Given a sequence $\{x_n\}$: $$ x_n = 0,\underbrace{77\dots 7}_{\text n\ times} $$ Prove that $\{x_n\}$ is a Cauchy sequence.
Recall the definition of a fundamental sequence: $$ x_n\ \text{is fundamental} \ \iff \forall \epsilon>0 \exists N\in \Bbb N: \forall n, m >N\implies |x_n - x_m| < \epsilon $$
Rewrite $x_n$: $$ x_n = {7\over 10^1} + {7\over 10^2} + \cdots + {7\over 10^n} = \sum_{k=1}^n \frac{7}{10^k} $$
By geometric series sum: $$ x_n = \sum_{k=1}^n \frac{7}{10^k} = \frac{7}{9}\left(1 - {1\over 10^n}\right) \\ x_m = \sum_{k=1}^m \frac{7}{10^k} = \frac{7}{9}\left(1 - {1\over 10^m}\right) \\ $$
Suppose $m > n$: $$ \begin{align} |x_n - x_m| &= |x_m - x_n| = \\ &= \left|\frac{7}{9}\left(1 - {1\over 10^m}\right) - \frac{7}{9}\left(1 - {1\over 10^n}\right)\right| = \\ &= \left|\frac{7}{9}\left(1 - {1\over 10^m} - 1 + {1\over 10^n}\right)\right| = \\ &= \left|\frac{7}{9}\left({1\over 10^n} - {1\over 10^m}\right)\right| \le \left|\frac{7}{9}{1\over 10^n}\right| \le \frac{7}{9\cdot 10^N} < \epsilon \end{align} $$
This shows we've found $N$ which depends on $\epsilon$ and satisfies the definition of a Cauchy sequence.

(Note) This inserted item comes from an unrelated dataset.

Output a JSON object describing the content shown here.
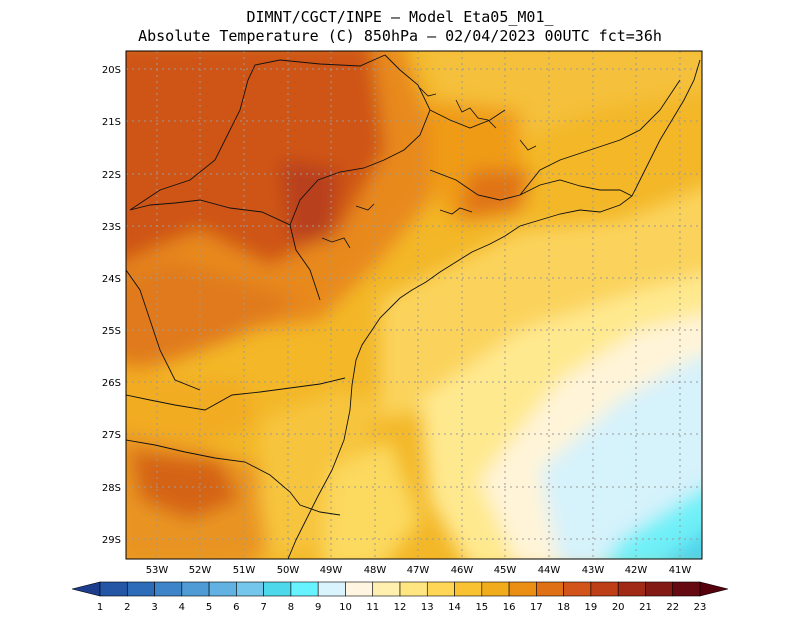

This is the first time I'm dealing with proving a sequence is fundamental, could someone please verify whether my proof is valid?
Yes, just write it in the forward direction.
Suppose $N > \log_{10}\left(\frac{7}{9 \epsilon}\right)$, then for any $m,n \in \mathbb{Z}$ such that $m> n > N$, then we have $|x_n-x_m|< \epsilon$.